But you have to get there first! How can I go from a intuitive vague understand of a problem to a formally correct understanding? On a whiteboard and with notebook paper? I want to start coding right away, I want to think through the problem with code.

What if code isn't the best way to transition from vague and intuitive to formal?

Finally, I disagree with your characterization of OO and Haskell's suitability for solving unknown problems. With either language you can add or omit as much information as you'd like to make the problem simpler with fewer invariants, or harder and check more invariants. Haskellers simply tend to add more checked properties once they understand the problem better, but this isn't a necessity. But since this topic keeps coming up, perhaps another thread to discuss the particulars would be of use to clarifying OOP vs. functional. I'd be very surprised if there were a significant difference given the dualities entail any solution in OO would have a corresponding functional expression, just with different extensibility properties.

re: suitability for solving unknown problems

I'd very much like to read such a discussion. Having more of a fleshed out group understanding of the gamut of possibilities across and within paradigms sounds interesting and very useful and important to me $0.02.

(E.g. as random fodder, Sean, why/couldn't your IDE work with FP style?)

What if code isn't the best

What if code isn't the best way to transition from vague and intuitive to formal?

Then what is? Because programmers spend a lot of time figuring out what code to write, not just looking at code that is already written.

Finally, I disagree with your characterization of OO and Haskell's suitability for solving unknown problems.

But you previously said:

If true, then this study would suggest that programming using functional languages would yield more correct programs, on average, possibly at the cost of some time (this cost is not quantified in this study, but if anyone has a link please share!).

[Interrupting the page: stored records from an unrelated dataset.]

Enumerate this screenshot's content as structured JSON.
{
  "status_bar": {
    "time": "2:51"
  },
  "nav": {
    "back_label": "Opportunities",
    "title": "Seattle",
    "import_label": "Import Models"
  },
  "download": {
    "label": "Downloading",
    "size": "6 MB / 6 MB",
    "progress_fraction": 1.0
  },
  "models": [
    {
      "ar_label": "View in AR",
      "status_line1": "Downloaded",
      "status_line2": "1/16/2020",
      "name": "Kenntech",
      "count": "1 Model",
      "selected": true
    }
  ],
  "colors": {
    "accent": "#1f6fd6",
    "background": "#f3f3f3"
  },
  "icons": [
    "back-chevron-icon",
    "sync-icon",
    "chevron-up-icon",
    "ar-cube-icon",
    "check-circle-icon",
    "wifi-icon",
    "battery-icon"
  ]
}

So what is it then? If FP engages System 2 right away, then it is definitely going to have a disadvantage in working through problems intuitively.

I must admit, I only ever hear about the elegant solutions Haskellers have come up with for problem X. That they focus on these elegant solutions biases me to think that they are necessary for writing code in Haskell. How quick and dirty can Haskell code be?

Quick and Dirty FP

Haskell code can easily be first order, embedded in a half specified monad to which one is still adding effects or tweaking APIs. A lot of my code looks like this at first... until I grasp a bigger picture and eventually refactor the model. Pure FP is effective at modeling and embedding imperative code, stream processing state machines, etc.. It can be agile.

Pure FP is easy to refactor due to local reasoning and equational reasoning, separation of effects from evaluation, disentanglement from the environment, easy testing of components. Refactoring for elegance is safe and predictable. Consequently, people who like elegance will take advantage. But many programs and libraries don't start that way.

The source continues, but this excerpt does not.